Ce numéro aborde 4 dossiers : « Charlie » au sud, les problèmes de l’Arabie, leur reflet dans la situation iranienne et les accusations d’Obama sur la situation des musulmans d’Europe.
« Charlie » au sud, suite
Comme dit dans notre dernière lettre, nous n’avons pas vocation à répéter la presse
française, mais à parler des répercussions chez les musulmans de France et de l’étranger.
Auprès de ce public, l’exemple de Charlie Hebdo n’était pas le plus facile pour illustrer la
nécessité de la liberté de la presse, comme également auprès de beaucoup de chrétiens ou juifs pratiquants.
Je vous rappelle également que la représentation du prophète n’est pas un interdit sur
le plan purement théologique (comme expliqué dans Les Echos du Monde Musulman n°246). Par contre que les croyants, même « modérés », en soient aujourd’hui convaincus est un fait massif dans les pays musulmans comme en témoignent les Français et francophiles qui y vivent ou y travaillent.
C’est eux qui sont ou risquent d’être victimes d’une maladresse de présentation :
lire à ce sujet ma dernière tribune pour Le Cercle Les Echos : « Je suis Charlie, une erreur stratégique ».
Il faut bien distinguer France et étranger, ce que beaucoup de Français ne se donnent
pas le mal de faire, pensant que leur réaction est valable pour le monde entier :
– les musulmans de France sont censés connaître les lois françaises, savoir que le
blasphème n’existe pas juridiquement dans notre pays, et que le journal Charlie Hebdo ne représente pas le gouvernement.
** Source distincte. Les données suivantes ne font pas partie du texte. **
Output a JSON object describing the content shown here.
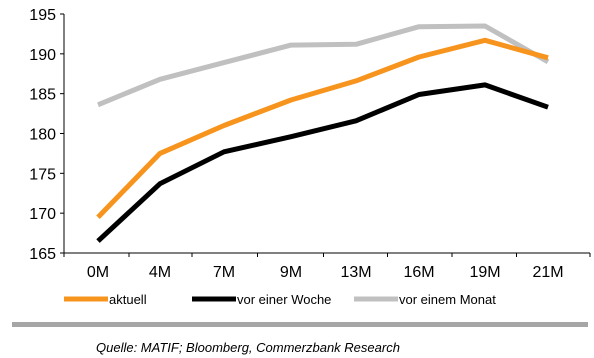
{
  "chart_data": {
    "type": "line",
    "categories": [
      "0M",
      "4M",
      "7M",
      "9M",
      "13M",
      "16M",
      "19M",
      "21M"
    ],
    "ylim": [
      165,
      195
    ],
    "yticks": [
      165,
      170,
      175,
      180,
      185,
      190,
      195
    ],
    "grid": false,
    "legend_position": "bottom",
    "series": [
      {
        "name": "aktuell",
        "color": "#f7941d",
        "values": [
          169.5,
          177.5,
          181.0,
          184.2,
          186.6,
          189.6,
          191.7,
          189.5
        ]
      },
      {
        "name": "vor einer Woche",
        "color": "#000000",
        "values": [
          166.5,
          173.7,
          177.7,
          179.6,
          181.6,
          184.9,
          186.1,
          183.3
        ]
      },
      {
        "name": "vor einem Monat",
        "color": "#c0c0c0",
        "values": [
          183.6,
          186.8,
          188.9,
          191.1,
          191.2,
          193.4,
          193.5,
          189.0
        ]
      }
    ]
  },
  "source": "Quelle: MATIF; Bloomberg, Commerzbank Research"
}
Il peuvent se renseigner ou protester de plusieurs façons : auprès des enseignants pour les parents d’élèves, de leurs élus pour eux-mêmes, voire aller au tribunal,
– les musulmans de l’étranger, qui non seulement ne connaissent pas les lois
françaises, et n’ont personne pour leur en expliquer les subtilités juridiques et politiques, mais qui, aussi et surtout, vivent dans des milieux où une grande partie de l’information, voire de la vie sociale, est entre les mains de musulmans traditionalistes et pieux, qui peuvent être extrêmement modérés ou au contraire sympathisants djihadistes, mais qui ont en commun de se sentir méprisés, voire humiliés, par un « Charlie » apparemment devenu officiel puisque défendu par le président de la République. Allez donc si expliquer -en haoussa- à un paysan du Niger, pays contigu de la zone de Boko Haram, que ce n’est pas la caricature qui est défendue mais un principe abstrait !
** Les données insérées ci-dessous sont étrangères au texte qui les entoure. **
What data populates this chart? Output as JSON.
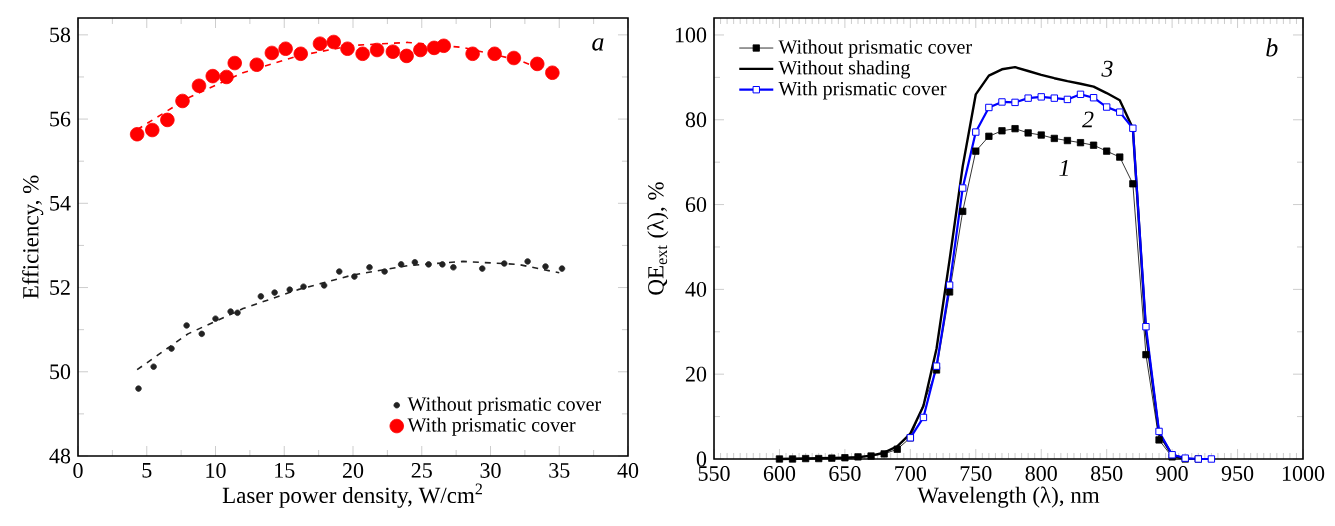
{
  "chart_data": [
    {
      "type": "scatter",
      "xlabel": "Laser power density, W/cm$^{2}$",
      "ylabel": "Efficiency, %",
      "xlim": [
        0,
        40
      ],
      "ylim": [
        48,
        58.4
      ],
      "xticks": [
        0,
        5,
        10,
        15,
        20,
        25,
        30,
        35,
        40
      ],
      "yticks": [
        48,
        50,
        52,
        54,
        56,
        58
      ],
      "legend": "bottom right",
      "annotations": [
        "a"
      ],
      "series": [
        {
          "name": "Without prismatic cover",
          "color": "#222222",
          "marker": "circle",
          "x": [
            4.4,
            5.5,
            6.8,
            7.9,
            9.0,
            10.0,
            11.1,
            11.6,
            13.3,
            14.3,
            15.4,
            16.4,
            17.9,
            19.0,
            20.1,
            21.2,
            22.3,
            23.5,
            24.5,
            25.5,
            26.5,
            27.3,
            29.4,
            31.0,
            32.7,
            34.0,
            35.2
          ],
          "values": [
            49.6,
            50.12,
            50.55,
            51.1,
            50.9,
            51.26,
            51.43,
            51.4,
            51.79,
            51.88,
            51.95,
            52.02,
            52.05,
            52.38,
            52.26,
            52.48,
            52.38,
            52.55,
            52.6,
            52.55,
            52.55,
            52.48,
            52.45,
            52.57,
            52.62,
            52.5,
            52.45
          ]
        },
        {
          "name": "With prismatic cover",
          "color": "#ff0000",
          "marker": "circle",
          "x": [
            4.3,
            5.4,
            6.5,
            7.6,
            8.8,
            9.8,
            10.8,
            11.4,
            13.0,
            14.1,
            15.1,
            16.2,
            17.6,
            18.6,
            19.6,
            20.7,
            21.75,
            22.9,
            23.9,
            24.9,
            25.9,
            26.6,
            28.7,
            30.3,
            31.7,
            33.4,
            34.5
          ],
          "values": [
            55.64,
            55.74,
            55.98,
            56.43,
            56.79,
            57.02,
            57.0,
            57.33,
            57.29,
            57.57,
            57.67,
            57.55,
            57.79,
            57.83,
            57.67,
            57.55,
            57.64,
            57.6,
            57.5,
            57.64,
            57.69,
            57.74,
            57.55,
            57.55,
            57.45,
            57.31,
            57.1
          ]
        },
        {
          "type": "line",
          "line_style": "dashed",
          "color": "#222222",
          "x": [
            4.3,
            8,
            12,
            16,
            20,
            24,
            28,
            32,
            35
          ],
          "values": [
            50.05,
            50.9,
            51.5,
            51.95,
            52.3,
            52.52,
            52.62,
            52.55,
            52.35
          ]
        },
        {
          "type": "line",
          "line_style": "dashed",
          "color": "#ff0000",
          "x": [
            4.3,
            8,
            12,
            16,
            20,
            24,
            28,
            32,
            34.5
          ],
          "values": [
            55.75,
            56.5,
            57.1,
            57.5,
            57.75,
            57.82,
            57.7,
            57.4,
            57.1
          ]
        }
      ]
    },
    {
      "type": "line",
      "xlabel": "Wavelength (λ), nm",
      "ylabel": "QE$_{ext}$ (λ), %",
      "xlim": [
        550,
        1000
      ],
      "ylim": [
        0,
        104
      ],
      "xticks": [
        550,
        600,
        650,
        700,
        750,
        800,
        850,
        900,
        950,
        1000
      ],
      "yticks": [
        0,
        20,
        40,
        60,
        80,
        100
      ],
      "legend": "top left",
      "annotations": [
        "b",
        "1",
        "2",
        "3"
      ],
      "series": [
        {
          "name": "Without prismatic cover",
          "color": "#000000",
          "marker": "square",
          "x": [
            600,
            610,
            620,
            630,
            640,
            650,
            660,
            670,
            680,
            690,
            700,
            720,
            730,
            740,
            750,
            760,
            770,
            780,
            790,
            800,
            810,
            820,
            830,
            840,
            850,
            860,
            870,
            880,
            890,
            900,
            910,
            920
          ],
          "values": [
            0,
            0,
            0.1,
            0.1,
            0.2,
            0.3,
            0.5,
            0.7,
            1.2,
            2.3,
            5.0,
            21.0,
            39.4,
            58.4,
            72.6,
            76.1,
            77.4,
            77.9,
            76.9,
            76.4,
            75.6,
            75.1,
            74.6,
            74.0,
            72.6,
            71.2,
            64.9,
            24.6,
            4.5,
            0.5,
            0,
            0
          ]
        },
        {
          "name": "Without shading",
          "color": "#000000",
          "marker": "none",
          "x": [
            600,
            650,
            660,
            670,
            680,
            690,
            700,
            710,
            720,
            730,
            740,
            750,
            760,
            770,
            780,
            790,
            800,
            810,
            820,
            830,
            840,
            850,
            860,
            870,
            880,
            890,
            900,
            910
          ],
          "values": [
            0,
            0.3,
            0.4,
            0.8,
            1.5,
            3.0,
            6.0,
            12.5,
            26,
            47,
            69,
            86,
            90.4,
            91.9,
            92.4,
            91.5,
            90.6,
            89.8,
            89.1,
            88.5,
            87.8,
            86.3,
            84.6,
            78,
            30,
            6,
            1,
            0
          ]
        },
        {
          "name": "With prismatic cover",
          "color": "#0000ff",
          "marker": "square",
          "x": [
            700,
            710,
            720,
            730,
            740,
            750,
            760,
            770,
            780,
            790,
            800,
            810,
            820,
            830,
            840,
            850,
            860,
            870,
            880,
            890,
            900,
            910,
            920,
            930
          ],
          "values": [
            5.0,
            9.8,
            21.9,
            41.0,
            63.9,
            77.1,
            82.9,
            84.2,
            84.1,
            85.1,
            85.4,
            85.1,
            84.8,
            86.0,
            85.2,
            83.0,
            81.8,
            78.0,
            31.2,
            6.5,
            1.0,
            0.2,
            0,
            0
          ]
        }
      ]
    }
  ]
}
L’Arabie ne va pas très bien
L’important n’est peut-être pas la mort du roi, assez absent pour raisons de santé depuis
longtemps, ni même peut-être sa succession immédiate, le nouveau roi n’étant pas très vaillant non plus. Ce qui compte, ce sont les princes héritiers dont nous allons parler. Mais ce qui compte encore davantage, c’est la situation aux frontières du royaume.
À 69 ans, le nouveau prince héritier, Muqrin Ben Abdelaziz, est le plus jeune des
enfants du fondateurs, Ibn Séoud. Il avait déjà été nommé « prince héritier en second » par
le défunt roi. Sa nomination n’est donc qu’une confirmation.
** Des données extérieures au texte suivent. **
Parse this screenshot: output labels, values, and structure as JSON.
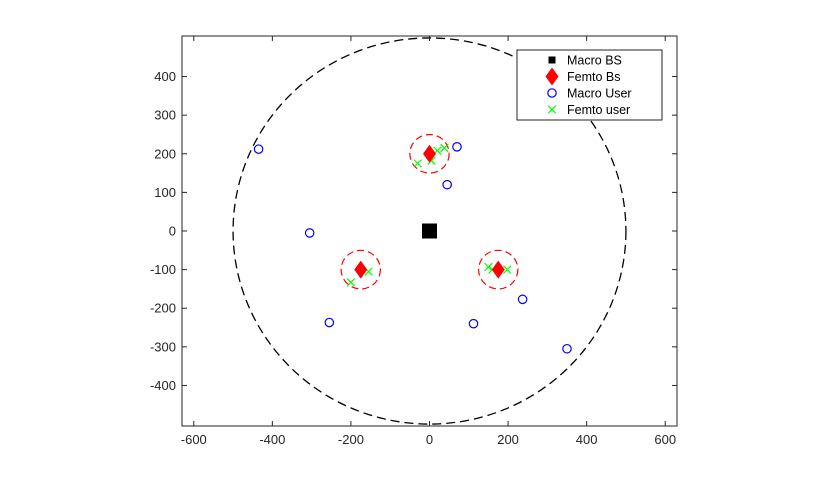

Rappelons que la tradition tribale veut que la succession soit de frère en frère (et non
de père en fils). Le résultat mathématique est que les rois montent sur le trône de plus en plus vieux, maintenant que la mortalité est normale et n’est plus celle de l’époque où ces règles ont été adoptées. Donc le défunt roi avait envisagé de nommer prince héritier un petit-fils du fondateur, au grand mécontentement des traditionalistes. Finalement il a choisi Muqrin, le plus jeune des frères. Si on n’est pas passé aux petit-fils, du moins a-t-on sauté, si j’ai bien compris, un certain nombre de frères plus âgés (le fondateur avait au moins 35 fils !).
Ce nouveau prince héritier, formé dans une école militaire britannique, a été
notamment responsable des services de renseignements, et à ce titre actif dans les relations internationales. Par contre il n’est que demi-frère puisque sa mère est yéménite, et non la même que celle des monarques précédents. Il pourrait donc être contesté, et l’on remarque que le nouveau roi vient nommer son neveu, Mohamed Ben Nayef, « prince héritier en second » et son fils, Mohamed bin Salman, ministre de la défense. Donc le pouvoir et probablement un jour la couronne, devrait rester au clan Soudaïri (nom de la mère des rois précédents et de l’actuel).
Qu’en pense le citoyen saoudien de base, et plus encore la citoyenne ? Je n’en sais rien.
En tout cas les femmes qui ont pris le volant ont été arrêtées et seront jugées par un tribunal antiterroriste.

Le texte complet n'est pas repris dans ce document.